I understand now. And looks like the job will print the min value instead of
max value per my test. In the stdout I can see the following data: 3 is the
year (I fake the data by myself), 99 is the max, and 0 is the min. We can see
for year 3, there are 100 records. So the inside a group, the key could be
different, and
context.write(key, NullWritable.get()) will write the LAST key to the output,
since the temperature is order desc, so the last key has the min temperature
3 99
........
3 0
number of records for this group 100
-----------------biggest key is--------------------------
3 0
public void reduce(IntPair key, Iterable<NullWritable> values,
Context context
) throws IOException, InterruptedException {
int count=0;
for (NullWritable iw:values) {
count++;
System.out.print(key.getFirst());
System.out.print(' ');
System.out.println(key.getSecond());
}
System.out.println("number of records for this group
"+Integer.toString(count));
System.out.println("-----------------biggest key
is--------------------------");
System.out.print(key.getFirst());
System.out.print(' ');
System.out.println(key.getSecond());
context.write(key, NullWritable.get());
}
At 2011-08-03 11:41:23,"Daniel,Wu" <[email protected]> wrote:
>or I should ask, should the input of the reducer for the group of year 1900 be
>like
>key, value pair
>(1900,35), null
>(1900,34),null
>(1900,33),null
>
>
>or like
>(1900,35), null
>(1900,35), null ==> since (1900,34) is for the same group as (1900,35), so
>it use (1900,35) as the key.
>(1900,35), null
>
>
>At 2011-08-03 10:35:51,"Daniel,Wu" <[email protected]> wrote:
>>
>>So the key of a group is determined by the first coming record in the group,
>>if we have 3 records in a group
>>1: (1900,35)
>>2:(1900,34)
>>3:(1900,33)
>>
>>if (1900,35) comes in as the first row, then the result key will be
>>(1900,35), when the second row (1900,34) comes in, it won't the impact the
>>key of the group, meaning it will not overwrite the key (1900,35) to
>>(1900,34), correct.
>>
>>>in the KeyComparator, these are guaranteed to come in reverse order in the
>>>>second slot.
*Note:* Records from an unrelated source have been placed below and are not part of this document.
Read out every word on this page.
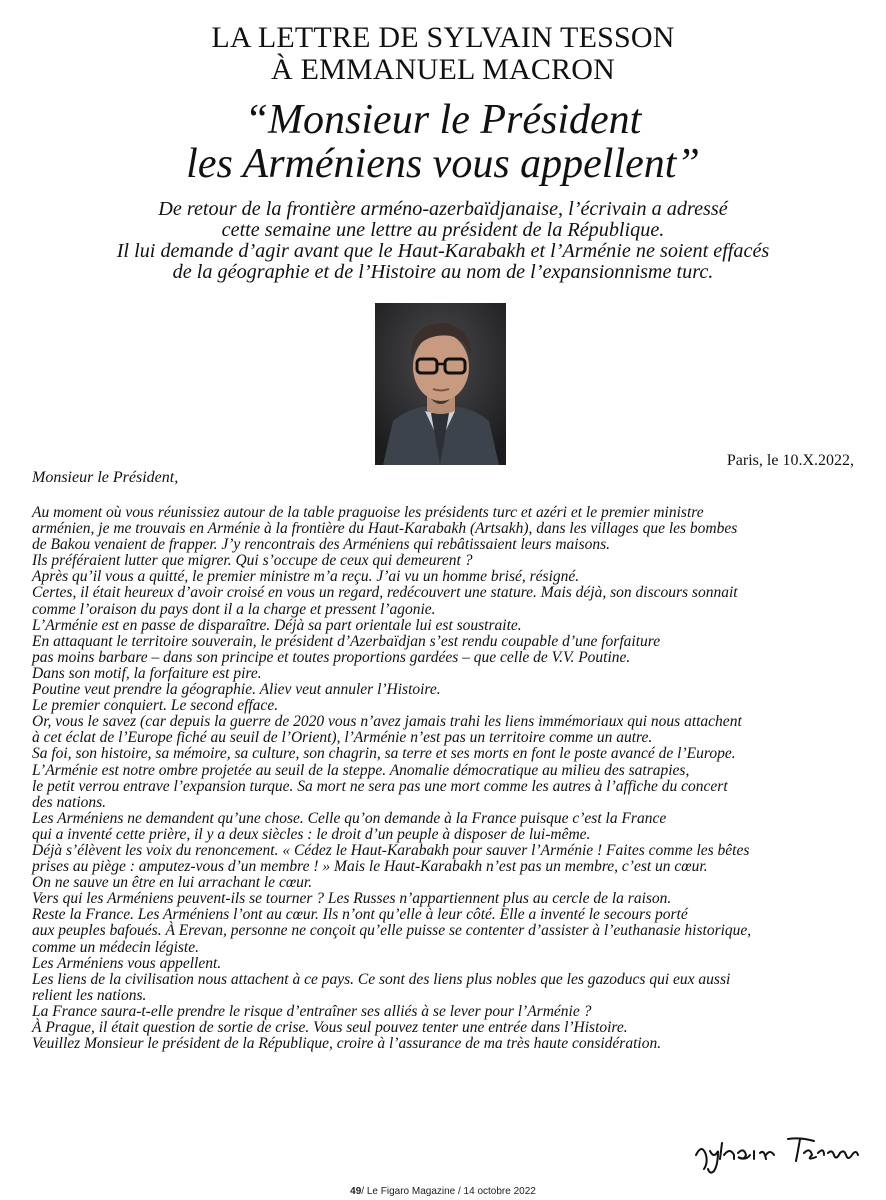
LA LETTRE DE SYLVAIN TESSON
À EMMANUEL MACRON
“Monsieur le Président
les Arméniens vous appellent”
De retour de la frontière arméno-azerbaïdjanaise, l’écrivain a adressé
cette semaine une lettre au président de la République.
Il lui demande d’agir avant que le Haut-Karabakh et l’Arménie ne soient effacés
de la géographie et de l’Histoire au nom de l’expansionnisme turc.
Paris, le 10.X.2022,
Monsieur le Président,
Au moment où vous réunissiez autour de la table praguoise les présidents turc et azéri et le premier ministre
arménien, je me trouvais en Arménie à la frontière du Haut-Karabakh (Artsakh), dans les villages que les bombes
de Bakou venaient de frapper. J’y rencontrais des Arméniens qui rebâtissaient leurs maisons.
Ils préféraient lutter que migrer. Qui s’occupe de ceux qui demeurent ?
Après qu’il vous a quitté, le premier ministre m’a reçu. J’ai vu un homme brisé, résigné.
Certes, il était heureux d’avoir croisé en vous un regard, redécouvert une stature. Mais déjà, son discours sonnait
comme l’oraison du pays dont il a la charge et pressent l’agonie.
L’Arménie est en passe de disparaître. Déjà sa part orientale lui est soustraite.
En attaquant le territoire souverain, le président d’Azerbaïdjan s’est rendu coupable d’une forfaiture
pas moins barbare – dans son principe et toutes proportions gardées – que celle de V.V. Poutine.
Dans son motif, la forfaiture est pire.
Poutine veut prendre la géographie. Aliev veut annuler l’Histoire.
Le premier conquiert. Le second efface.
Or, vous le savez (car depuis la guerre de 2020 vous n’avez jamais trahi les liens immémoriaux qui nous attachent
à cet éclat de l’Europe fiché au seuil de l’Orient), l’Arménie n’est pas un territoire comme un autre.
Sa foi, son histoire, sa mémoire, sa culture, son chagrin, sa terre et ses morts en font le poste avancé de l’Europe.
L’Arménie est notre ombre projetée au seuil de la steppe. Anomalie démocratique au milieu des satrapies,
le petit verrou entrave l’expansion turque. Sa mort ne sera pas une mort comme les autres à l’affiche du concert
des nations.
Les Arméniens ne demandent qu’une chose. Celle qu’on demande à la France puisque c’est la France
qui a inventé cette prière, il y a deux siècles : le droit d’un peuple à disposer de lui-même.
Déjà s’élèvent les voix du renoncement. « Cédez le Haut-Karabakh pour sauver l’Arménie ! Faites comme les bêtes
prises au piège : amputez-vous d’un membre ! » Mais le Haut-Karabakh n’est pas un membre, c’est un cœur.
On ne sauve un être en lui arrachant le cœur.
Vers qui les Arméniens peuvent-ils se tourner ? Les Russes n’appartiennent plus au cercle de la raison.
Reste la France. Les Arméniens l’ont au cœur. Ils n’ont qu’elle à leur côté. Elle a inventé le secours porté
aux peuples bafoués. À Erevan, personne ne conçoit qu’elle puisse se contenter d’assister à l’euthanasie historique,
comme un médecin légiste.
Les Arméniens vous appellent.
Les liens de la civilisation nous attachent à ce pays. Ce sont des liens plus nobles que les gazoducs qui eux aussi
relient les nations.
La France saura-t-elle prendre le risque d’entraîner ses alliés à se lever pour l’Arménie ?
À Prague, il était question de sortie de crise. Vous seul pouvez tenter une entrée dans l’Histoire.
Veuillez Monsieur le président de la République, croire à l’assurance de ma très haute considération.
49/ Le Figaro Magazine / 14 octobre 2022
That is, if 35 is the maximum temperature then (1900,35) will
>>>>come before ANY other (1900,t). Then as the GroupComparator does its
>>>>thing, any time (1900,t) comes up it gets compared AND FOUND EQUAL TO
>>>>(1900,35), and thus its (null) value is added to the (1900,35) group. >
>>>>The reducer then gets a (1900,35) key with an Iterable of null values,
>>>>which it pretty much discards and just emits the key, which contains the
>>>>maximum value.